De quanta escuta são feitos os
nossos dias? Quanta ousadia carregam os nossos frágeis gestos? São perguntas
essenciais para quem aceita a peregrinação que nos leva à Páscoa. Não há
conversão ‘improvisada’, nem discipulado ‘morno’...a ousadia da fé pede-nos uma
‘totalidade’ feita de cotidiano, tecida nos encontros e palavras, nos olhares
demorados e nos abraços que oferecem recomeço e Páscoa. É a fé que nos faz
contemplar. É a escuta que nos faz avançar. É o discernimento que nos faz
ousar. É a caridade que nos faz agir.
Convocados e reunidos pela
Palavra que liberta e salva, somos esta semana inspirados e desafiados pela ‘vulnerável
firmeza’ de Abraão.
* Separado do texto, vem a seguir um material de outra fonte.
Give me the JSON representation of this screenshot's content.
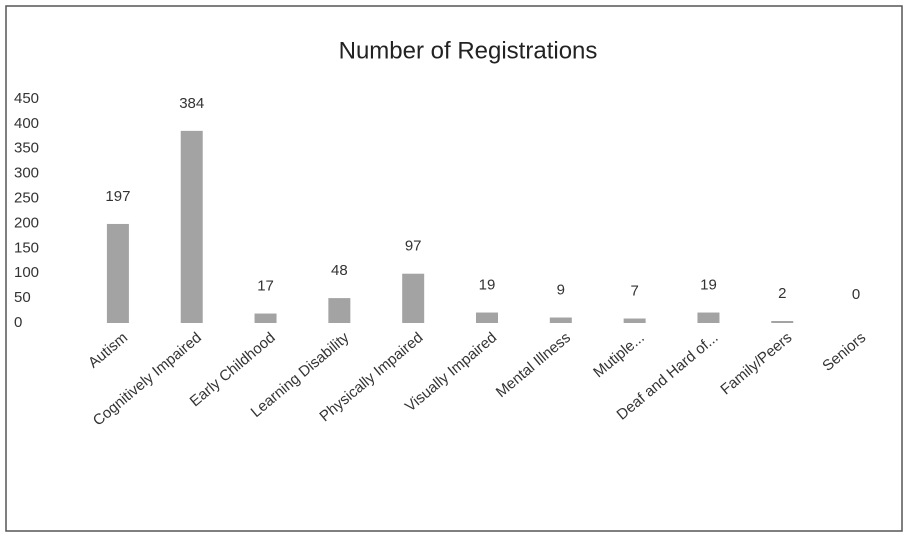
{
  "chart_data": {
    "type": "bar",
    "title": "Number of Registrations",
    "categories": [
      "Autism",
      "Cognitively Impaired",
      "Early Childhood",
      "Learning Disability",
      "Physically Impaired",
      "Visually Impaired",
      "Mental Illness",
      "Mutiple...",
      "Deaf and Hard of...",
      "Family/Peers",
      "Seniors"
    ],
    "values": [
      197,
      384,
      17,
      48,
      97,
      19,
      9,
      7,
      19,
      2,
      0
    ],
    "color": "#a3a3a3",
    "ylim": [
      0,
      450
    ],
    "yticks": [
      0,
      50,
      100,
      150,
      200,
      250,
      300,
      350,
      400,
      450
    ],
    "grid": false
  }
}
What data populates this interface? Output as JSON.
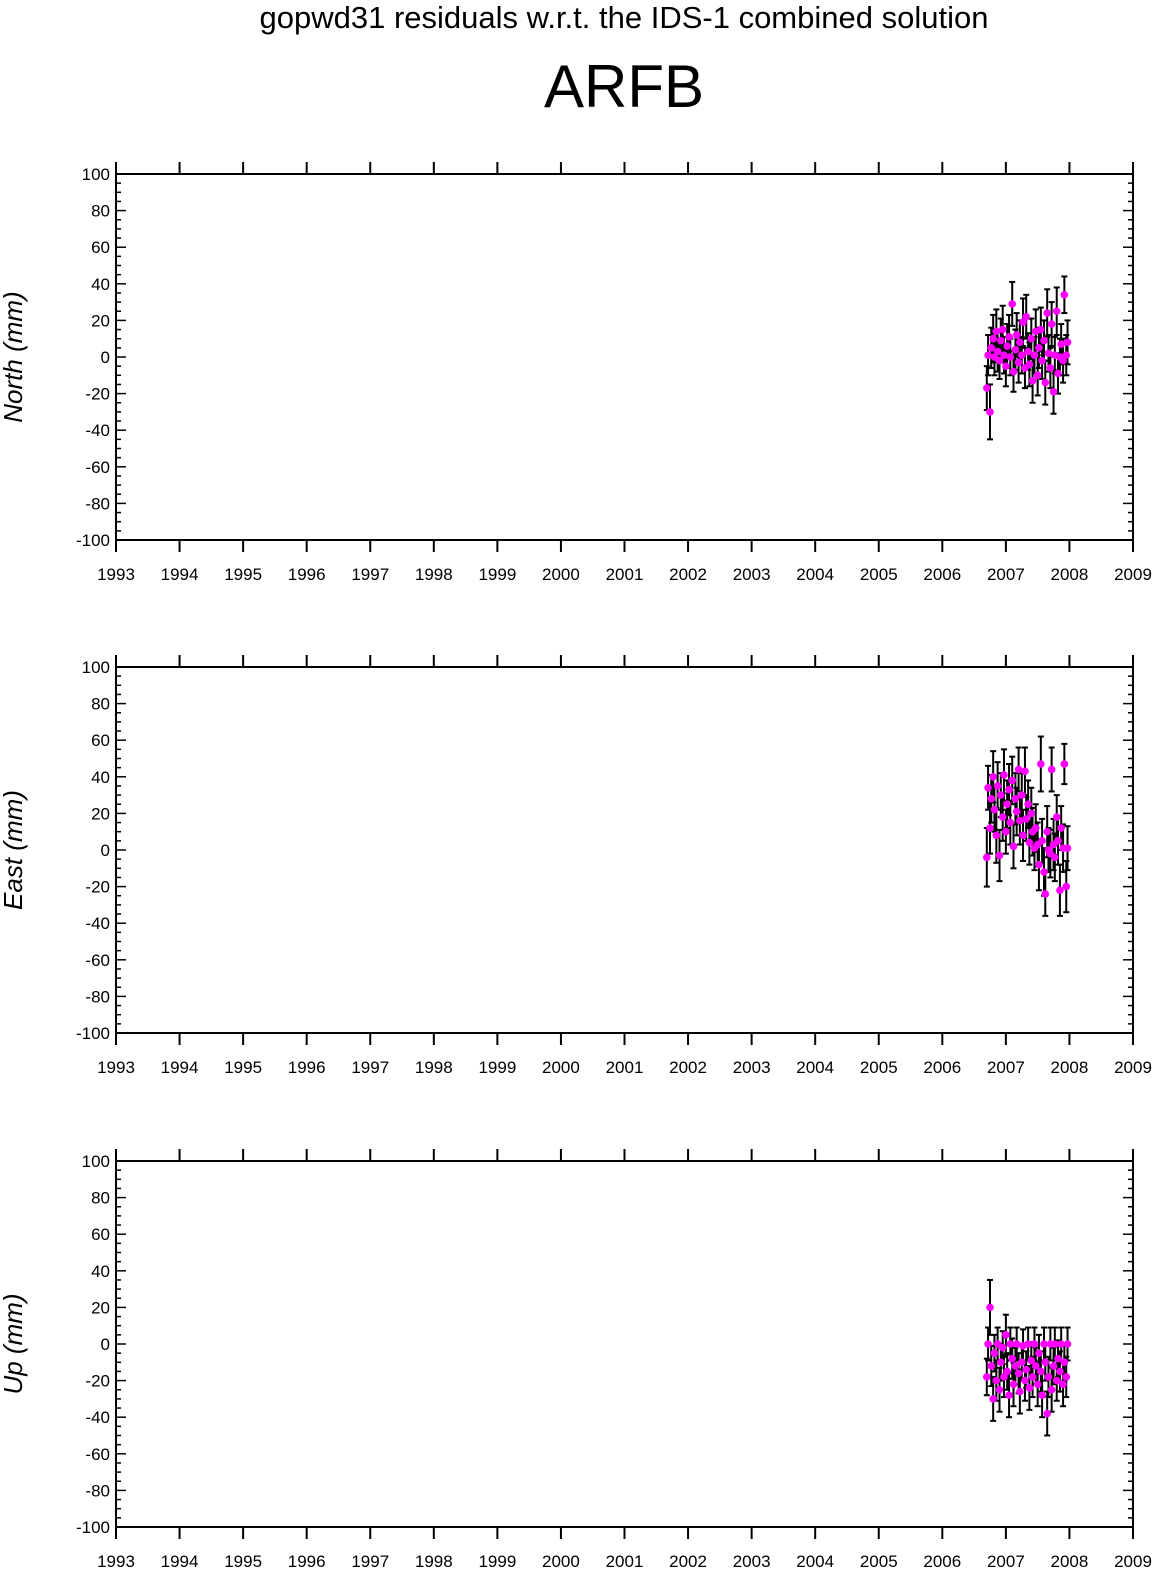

Sair, avançar, crer, caminhar...verbos que nos despertam os
sentidos e a inteligência, atitudes que nos mobilizam de dentro para fora e nos
colocam diante da mais essencial das questões: temer ou ousar?...o caminho iniciado
por Abraão é metáfora de todas as nossas peregrinações...somos feitos para
caminhar, para saborear cada passo degustando neles a eternidade...a quaresma,
caminho que nos rasga o coração para acolher o dom e nos coloca como horizonte a
Páscoa, faz-nos redescobrir o essencial da identidade cristã: caminhar...e
descobrir o caminho como bênção e como Aliança.
Não se trata de correr
quilómetros, nem mesmo de ver quem chega primeiro! No caminho da fé só se
atrasa quem cede à banalidade...para os que ousam, mesmo de mãos sujas ou
coração ferido, Deus espera-os e acompanha-os com a filigrana da sua ternura e
misericórdia.
O Evangelho, Palavra que desperta
o coração e rasga novos horizontes ao nosso existir, narra-nos que a intimidade
com Deus exige itinerância (Mt 17, 1-9). Seria muito cómoda uma fé que nos anestesiasse
ou nos afastasse da realidade...mas o nosso Deus não vive nas nuvens! “levantai-vos
e não tenhais medo” não é apenas um imperativo, é uma condição existencial. O
Evangelho não é para tornar ‘doce’ a nossa existência, é Palavra que quer
tornar fecundo o nosso viver, por isso não há lugar para a acomodação, para uma
experiência religiosa alienante do tipo maniqueísta...a realidade está aí,
cheia de contradições e de ‘novas escravidões’, cheia de complexidade e de muitos
corações feridos...precisamos Levantar! Deus espera-nos nas cidades e bairros,
nas ruas e lugares que cotidianamente percorremos. Deus convoca-nos para não
cedermos à tentação de um cristianismo de bem-estar ou de uma religião que
formalmente satisfaça a idolatria do nosso ego...
Precisamos levantar e descer para
não vermos a realidade somente do alto mas, sobretudo, lado a lado...olhos nos
olhos, coração a coração, deixando que aí, nas nossas planícies e trilhos cotidianos,
Deus nos interpele a (re)descobrir e a compartilhar a única luz que dá sentido,
sabor e significado...Ele coloca-nos diariamente diante dos corações aflitos,
cansados ou desnorteados...e aí nos sussurra: “Este é o meu Filho muito amado,
escuta-O!”...e não será assim que a Luz transfigura a Ação?...Boa Semana!